The punishment meted out by Singapore to banks as part of its ongoing investigation into the 1MDB scandal looks to have achieved little success in meeting the first aim. It has done better in hitting the second goal, but largely missed the third.

Start with the first objective. A S$1 million ($725,000) fine on homegrown DBS and a S$1.3 million penalty on UBS elicited just the kind of contrition one can expect from organizations brimming with talented public relations professionals. UBS said it was “disappointed” it didn’t do more to detect and report suspicious transactions earlier; DBS said it should have taken more “rigorous action.” Both have promised to go after miscreant bankers, and forgo profit from their lapses. UBS would support industry-wide anti-money-laundering initiatives, while DBS would donate to a worthy cause.

These are all fine words, but peering through them is a palpable sense of relief. While nobody quite expected pragmatic Singapore to score an own goal by aggressively punishing shareholders of lending institutions for egregious behavior by their executives, the fines appear way too small in a city where being in possession of chips outside of a casino attracts a S$150,000 penalty.

Crime and Punishment

The fine of S$1 Million on DBS is equivalent to six people being caught in Singapore with chips outside casinos or 500 litterbugs being given the maximum penalty for first-time offenses

Falcon offers a case study. The Zurich-based institution joined BSI as the second Swiss private bank to get booted out of Singapore in connection with 1MDB, the Malaysian state investment firm alleged to have been looted of billions of dollars that were then laundered in multiple countries. Falcon was fined S$300,000 by the Monetary Authority of Singapore following a 2013 inspection that uncovered breaches of the central bank’s anti-money-laundering requirements. When the regulator probed the bank again in 2015, it found “an even larger number of regulatory breaches as well as serious failings” on the part of Swiss-based senior management and the Singapore branch manager, the MAS said on Tuesday.
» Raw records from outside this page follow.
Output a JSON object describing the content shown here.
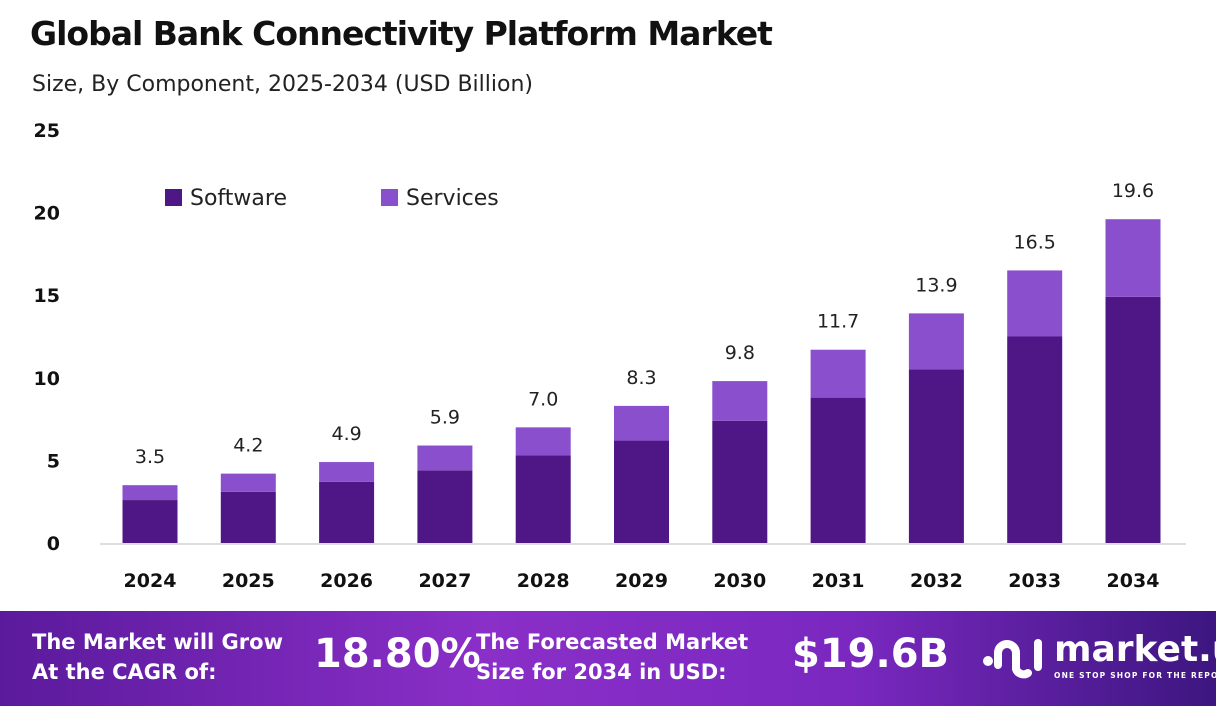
{
  "header": {
    "title": "Global Bank Connectivity Platform Market",
    "subtitle": "Size, By Component, 2025-2034 (USD Billion)"
  },
  "chart_data": {
    "type": "bar",
    "stacked": true,
    "categories": [
      "2024",
      "2025",
      "2026",
      "2027",
      "2028",
      "2029",
      "2030",
      "2031",
      "2032",
      "2033",
      "2034"
    ],
    "series": [
      {
        "name": "Software",
        "color": "#4f1785",
        "values": [
          2.6,
          3.1,
          3.7,
          4.4,
          5.3,
          6.2,
          7.4,
          8.8,
          10.5,
          12.5,
          14.9
        ]
      },
      {
        "name": "Services",
        "color": "#8a4fcc",
        "values": [
          0.9,
          1.1,
          1.2,
          1.5,
          1.7,
          2.1,
          2.4,
          2.9,
          3.4,
          4.0,
          4.7
        ]
      }
    ],
    "totals": [
      "3.5",
      "4.2",
      "4.9",
      "5.9",
      "7.0",
      "8.3",
      "9.8",
      "11.7",
      "13.9",
      "16.5",
      "19.6"
    ],
    "ylim": [
      0,
      25
    ],
    "yticks": [
      "0",
      "5",
      "10",
      "15",
      "20",
      "25"
    ],
    "grid": false,
    "legend": "top-left"
  },
  "footer": {
    "cagr_label_1": "The Market will Grow",
    "cagr_label_2": "At the CAGR of:",
    "cagr_value": "18.80%",
    "forecast_label_1": "The Forecasted Market",
    "forecast_label_2": "Size for 2034 in USD:",
    "forecast_value": "$19.6B",
    "logo_name": "market.us",
    "logo_tagline": "ONE STOP SHOP FOR THE REPORTS"
  }
}
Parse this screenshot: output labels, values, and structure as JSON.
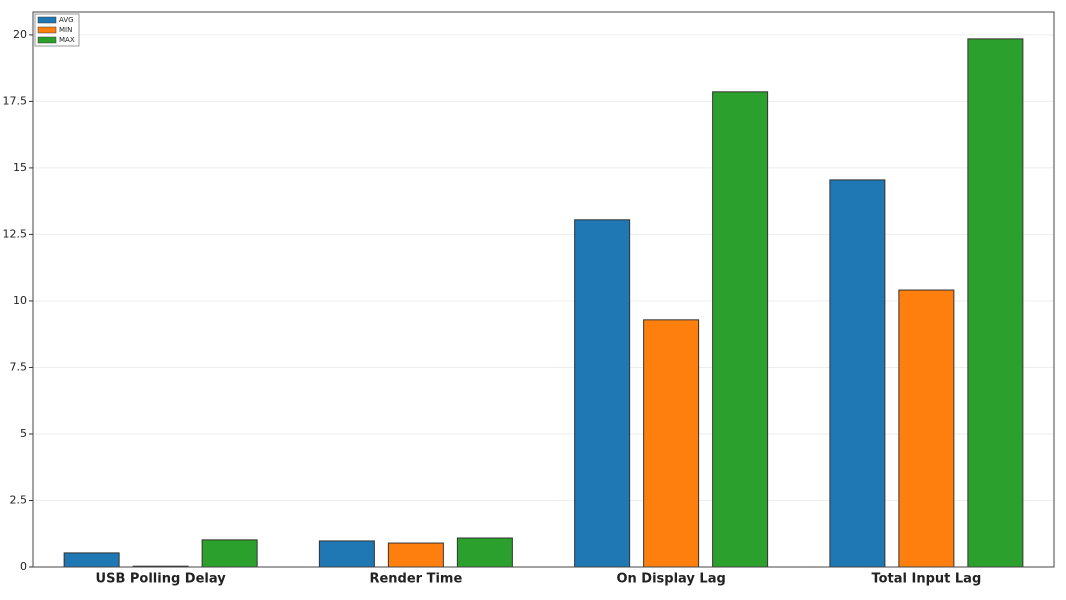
{
  "chart_data": {
    "type": "bar",
    "categories": [
      "USB Polling Delay",
      "Render Time",
      "On Display Lag",
      "Total Input Lag"
    ],
    "series": [
      {
        "name": "AVG",
        "color": "#1f77b4",
        "values": [
          0.53,
          0.98,
          13.05,
          14.55
        ]
      },
      {
        "name": "MIN",
        "color": "#ff7f0e",
        "values": [
          0.03,
          0.9,
          9.29,
          10.41
        ]
      },
      {
        "name": "MAX",
        "color": "#2ca02c",
        "values": [
          1.02,
          1.09,
          17.86,
          19.85
        ]
      }
    ],
    "ylim": [
      0,
      20.86
    ],
    "yticks": [
      0,
      2.5,
      5,
      7.5,
      10,
      12.5,
      15,
      17.5,
      20
    ],
    "grid": true,
    "legend": "upper left"
  }
}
If a S$300,000 fine leads to more bad behavior, then skeptics could argue that a few million dollars also fails to set an example, which is the second goal of any punishment. But in this case, they’d be wrong. The real stick in the central bank’s statement on Tuesday lies not in the quantum of the fine, but in its revelation that Falcon’s Singapore branch manager was arrested last week by the Commercial Affairs Department. Add that to charges filed on Monday against two former employees of BSI, and it’s safe to assume that MAS Notice 626 and 1014 on money laundering are now being read by more people in banks than just compliance officers.

Bankers are on notice. But where the MAS stick may have come up short is in sending a message to society that courtiers to the rich and the powerful won’t get off lightly. After all, there’s no reason why the integrity of the city’s financial system should matter any less than the reliability of its subway network. Considering that Singapore’s transport regulator slapped a S$5.4 million penalty on train operator SMRT for one day of service disruption last year, maybe it’s time for the MAS to ask for powers to inflict bigger pecuniary damages on those who don’t play by its rules.

At the very least, the fine should lead to some uncomfortable investor questions for CEOs at annual general meetings. Writing a check for less than what it costs to buy a decent apartment in Singapore isn’t much of a punishment.